First of all, there are quite a few linear time sorting algorithms. Radix, pigeonhole, and counting sort are all linear time sorting algorithms. The popular result that any comparison-based sorting algorithm works in O(n log n) applies _specifically_ to comparison-based sorting algorithms, and not those like the above. So, even if you ignore the underlying mechanics of the OS scheduler and assume sleep works "perfectly", the result would not that unusual.
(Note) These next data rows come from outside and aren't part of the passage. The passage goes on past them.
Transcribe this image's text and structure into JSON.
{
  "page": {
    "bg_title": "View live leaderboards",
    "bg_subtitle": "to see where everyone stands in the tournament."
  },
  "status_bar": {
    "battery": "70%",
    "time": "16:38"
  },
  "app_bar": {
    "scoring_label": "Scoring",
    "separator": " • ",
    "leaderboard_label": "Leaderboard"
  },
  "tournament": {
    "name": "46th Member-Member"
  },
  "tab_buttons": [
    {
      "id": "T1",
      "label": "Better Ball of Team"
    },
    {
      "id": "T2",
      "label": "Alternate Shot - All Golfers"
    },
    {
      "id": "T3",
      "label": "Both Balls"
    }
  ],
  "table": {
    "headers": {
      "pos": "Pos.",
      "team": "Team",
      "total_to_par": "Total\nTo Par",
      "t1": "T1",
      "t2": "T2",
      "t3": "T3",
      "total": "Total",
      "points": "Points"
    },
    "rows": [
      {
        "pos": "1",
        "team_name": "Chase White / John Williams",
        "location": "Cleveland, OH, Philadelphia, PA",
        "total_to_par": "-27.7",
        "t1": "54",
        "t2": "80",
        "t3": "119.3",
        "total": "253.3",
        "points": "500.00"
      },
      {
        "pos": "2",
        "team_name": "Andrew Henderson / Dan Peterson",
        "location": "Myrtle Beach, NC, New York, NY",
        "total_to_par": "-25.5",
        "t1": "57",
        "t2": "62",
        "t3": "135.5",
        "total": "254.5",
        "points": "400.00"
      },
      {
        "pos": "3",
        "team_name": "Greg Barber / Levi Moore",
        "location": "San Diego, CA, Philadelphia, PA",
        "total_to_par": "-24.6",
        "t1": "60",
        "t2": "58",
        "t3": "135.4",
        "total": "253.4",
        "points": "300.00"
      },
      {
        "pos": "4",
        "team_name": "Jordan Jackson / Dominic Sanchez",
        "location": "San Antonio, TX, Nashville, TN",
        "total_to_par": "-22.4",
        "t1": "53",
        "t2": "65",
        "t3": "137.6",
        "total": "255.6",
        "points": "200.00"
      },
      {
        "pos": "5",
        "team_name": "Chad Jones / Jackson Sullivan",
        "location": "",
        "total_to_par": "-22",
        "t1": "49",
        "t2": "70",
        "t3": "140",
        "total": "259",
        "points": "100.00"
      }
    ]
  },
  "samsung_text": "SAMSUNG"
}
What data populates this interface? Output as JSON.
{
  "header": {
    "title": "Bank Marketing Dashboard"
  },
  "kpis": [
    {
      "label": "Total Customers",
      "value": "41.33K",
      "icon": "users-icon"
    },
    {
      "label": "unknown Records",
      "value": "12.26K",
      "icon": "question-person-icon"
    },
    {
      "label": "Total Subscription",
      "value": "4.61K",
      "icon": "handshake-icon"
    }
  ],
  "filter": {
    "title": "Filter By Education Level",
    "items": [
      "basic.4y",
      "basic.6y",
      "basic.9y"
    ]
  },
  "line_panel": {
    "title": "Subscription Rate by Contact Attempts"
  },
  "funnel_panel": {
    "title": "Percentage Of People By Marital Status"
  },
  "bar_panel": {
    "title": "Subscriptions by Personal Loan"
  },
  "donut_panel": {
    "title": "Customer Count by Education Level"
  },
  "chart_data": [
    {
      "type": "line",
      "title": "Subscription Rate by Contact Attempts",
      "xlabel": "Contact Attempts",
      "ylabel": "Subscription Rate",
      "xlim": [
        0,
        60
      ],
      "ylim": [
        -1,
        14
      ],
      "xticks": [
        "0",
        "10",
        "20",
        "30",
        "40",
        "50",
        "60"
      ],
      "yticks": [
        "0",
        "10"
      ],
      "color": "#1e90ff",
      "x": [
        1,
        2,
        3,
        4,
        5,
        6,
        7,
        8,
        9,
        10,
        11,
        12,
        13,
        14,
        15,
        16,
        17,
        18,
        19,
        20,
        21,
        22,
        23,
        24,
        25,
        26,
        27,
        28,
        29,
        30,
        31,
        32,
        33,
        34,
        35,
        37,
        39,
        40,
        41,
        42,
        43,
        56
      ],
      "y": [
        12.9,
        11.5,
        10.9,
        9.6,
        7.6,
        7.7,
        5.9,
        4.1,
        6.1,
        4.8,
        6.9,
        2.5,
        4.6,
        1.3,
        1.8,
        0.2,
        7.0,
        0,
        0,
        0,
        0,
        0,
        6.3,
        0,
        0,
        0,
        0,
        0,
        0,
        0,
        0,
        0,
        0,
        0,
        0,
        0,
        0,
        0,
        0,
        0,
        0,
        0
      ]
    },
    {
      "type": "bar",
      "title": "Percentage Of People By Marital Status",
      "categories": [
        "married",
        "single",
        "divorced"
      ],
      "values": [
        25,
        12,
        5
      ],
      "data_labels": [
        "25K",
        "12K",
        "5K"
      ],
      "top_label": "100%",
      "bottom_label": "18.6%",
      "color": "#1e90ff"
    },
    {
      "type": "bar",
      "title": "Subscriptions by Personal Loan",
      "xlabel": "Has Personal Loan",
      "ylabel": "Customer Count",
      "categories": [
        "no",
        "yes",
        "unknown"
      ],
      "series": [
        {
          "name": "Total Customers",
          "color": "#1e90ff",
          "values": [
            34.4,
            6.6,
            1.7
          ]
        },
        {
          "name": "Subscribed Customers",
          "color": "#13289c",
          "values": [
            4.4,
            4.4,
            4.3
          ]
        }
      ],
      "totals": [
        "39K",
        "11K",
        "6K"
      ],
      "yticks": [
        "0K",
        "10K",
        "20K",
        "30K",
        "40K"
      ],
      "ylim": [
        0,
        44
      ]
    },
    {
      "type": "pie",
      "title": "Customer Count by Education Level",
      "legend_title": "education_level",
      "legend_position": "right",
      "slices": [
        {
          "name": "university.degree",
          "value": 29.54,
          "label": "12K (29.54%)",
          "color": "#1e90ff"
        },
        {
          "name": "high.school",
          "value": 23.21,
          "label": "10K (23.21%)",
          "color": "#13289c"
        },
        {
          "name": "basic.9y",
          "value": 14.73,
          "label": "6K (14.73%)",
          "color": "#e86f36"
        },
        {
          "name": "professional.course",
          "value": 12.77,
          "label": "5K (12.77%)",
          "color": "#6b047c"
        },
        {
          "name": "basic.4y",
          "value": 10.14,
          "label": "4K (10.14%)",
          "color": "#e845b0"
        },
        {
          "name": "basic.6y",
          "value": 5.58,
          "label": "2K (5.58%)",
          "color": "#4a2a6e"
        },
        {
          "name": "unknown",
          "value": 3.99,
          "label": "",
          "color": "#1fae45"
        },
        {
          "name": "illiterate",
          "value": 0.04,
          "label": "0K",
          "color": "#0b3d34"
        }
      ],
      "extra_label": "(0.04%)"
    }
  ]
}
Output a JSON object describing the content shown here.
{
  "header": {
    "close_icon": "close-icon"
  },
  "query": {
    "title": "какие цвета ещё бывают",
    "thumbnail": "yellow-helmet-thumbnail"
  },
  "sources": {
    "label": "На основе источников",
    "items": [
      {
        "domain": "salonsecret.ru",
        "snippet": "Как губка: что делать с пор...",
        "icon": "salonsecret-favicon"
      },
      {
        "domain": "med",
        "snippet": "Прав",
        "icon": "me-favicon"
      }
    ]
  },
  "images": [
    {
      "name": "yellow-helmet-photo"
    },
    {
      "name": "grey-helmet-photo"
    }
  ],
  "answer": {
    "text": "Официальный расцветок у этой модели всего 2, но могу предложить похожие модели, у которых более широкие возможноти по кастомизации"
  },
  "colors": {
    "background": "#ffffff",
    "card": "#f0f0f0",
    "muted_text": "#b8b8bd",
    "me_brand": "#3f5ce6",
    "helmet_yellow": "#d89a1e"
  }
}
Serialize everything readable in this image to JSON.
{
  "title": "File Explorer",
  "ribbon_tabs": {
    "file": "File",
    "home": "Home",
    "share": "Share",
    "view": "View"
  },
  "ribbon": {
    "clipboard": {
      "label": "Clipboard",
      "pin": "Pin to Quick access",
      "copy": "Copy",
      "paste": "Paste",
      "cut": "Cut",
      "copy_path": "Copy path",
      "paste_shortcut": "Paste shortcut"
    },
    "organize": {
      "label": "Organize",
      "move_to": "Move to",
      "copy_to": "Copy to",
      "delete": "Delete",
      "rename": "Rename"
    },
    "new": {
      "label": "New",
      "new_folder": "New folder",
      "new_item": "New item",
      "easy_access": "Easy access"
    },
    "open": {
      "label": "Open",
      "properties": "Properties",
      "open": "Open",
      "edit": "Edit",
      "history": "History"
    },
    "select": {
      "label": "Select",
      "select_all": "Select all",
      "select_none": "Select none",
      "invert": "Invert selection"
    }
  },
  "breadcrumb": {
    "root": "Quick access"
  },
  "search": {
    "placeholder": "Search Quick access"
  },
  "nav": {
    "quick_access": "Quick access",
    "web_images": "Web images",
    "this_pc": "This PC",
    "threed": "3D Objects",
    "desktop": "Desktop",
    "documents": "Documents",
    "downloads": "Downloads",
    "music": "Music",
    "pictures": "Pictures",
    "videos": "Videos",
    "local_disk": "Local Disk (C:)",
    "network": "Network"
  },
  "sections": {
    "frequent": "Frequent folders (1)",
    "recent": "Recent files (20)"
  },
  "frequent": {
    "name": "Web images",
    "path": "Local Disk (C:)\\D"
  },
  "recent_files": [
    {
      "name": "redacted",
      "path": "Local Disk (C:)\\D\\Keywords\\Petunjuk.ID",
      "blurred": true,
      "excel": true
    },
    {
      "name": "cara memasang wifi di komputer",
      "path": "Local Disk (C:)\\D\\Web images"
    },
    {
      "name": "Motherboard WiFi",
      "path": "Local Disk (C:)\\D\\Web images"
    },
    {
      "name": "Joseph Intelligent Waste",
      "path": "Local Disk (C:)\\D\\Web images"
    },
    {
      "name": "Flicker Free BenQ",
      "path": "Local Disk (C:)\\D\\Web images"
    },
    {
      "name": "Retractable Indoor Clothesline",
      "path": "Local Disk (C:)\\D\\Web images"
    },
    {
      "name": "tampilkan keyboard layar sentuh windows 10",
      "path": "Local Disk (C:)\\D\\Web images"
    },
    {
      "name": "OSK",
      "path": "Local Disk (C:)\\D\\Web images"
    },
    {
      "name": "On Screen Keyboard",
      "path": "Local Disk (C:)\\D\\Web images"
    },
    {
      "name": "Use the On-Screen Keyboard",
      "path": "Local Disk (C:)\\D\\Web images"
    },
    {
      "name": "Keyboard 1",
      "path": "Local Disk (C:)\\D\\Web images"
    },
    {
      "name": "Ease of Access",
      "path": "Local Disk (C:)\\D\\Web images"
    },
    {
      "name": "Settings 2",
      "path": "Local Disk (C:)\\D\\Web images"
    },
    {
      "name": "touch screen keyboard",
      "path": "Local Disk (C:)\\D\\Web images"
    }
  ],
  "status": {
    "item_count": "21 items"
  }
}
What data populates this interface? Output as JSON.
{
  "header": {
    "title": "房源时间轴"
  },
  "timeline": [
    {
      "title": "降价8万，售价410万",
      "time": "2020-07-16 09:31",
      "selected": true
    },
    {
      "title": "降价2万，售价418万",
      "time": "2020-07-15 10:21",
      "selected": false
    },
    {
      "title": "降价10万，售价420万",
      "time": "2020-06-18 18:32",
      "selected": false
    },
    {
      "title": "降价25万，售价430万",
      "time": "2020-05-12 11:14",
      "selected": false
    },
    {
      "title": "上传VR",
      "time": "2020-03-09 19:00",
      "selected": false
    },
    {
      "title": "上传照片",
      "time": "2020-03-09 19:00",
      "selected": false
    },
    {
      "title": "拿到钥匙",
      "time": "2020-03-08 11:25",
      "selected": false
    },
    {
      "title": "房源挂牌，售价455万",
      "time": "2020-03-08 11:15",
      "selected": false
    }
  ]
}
Second off, in the comments there appears to be considerable time worrying about the technicalities of the scheduler, the nondeterministic nature of sleep, and so on, and whether this really implies linear time bound. IMHO these are not worth worrying about because we already have linear time sorting algorithms. It's fine to assume the scheduler adds no significant asymptotic cost here, even if we know differently.
Third off, remember that all of these sorting bounds assume machines of the Von Neumann architecture. In particular, this model assumes constant time memory and constant time comparison operations. In cases where you're comparing really big numbers, these bounds get worse. This is easy to forget, but worth remembering just since we're on the subject anyway.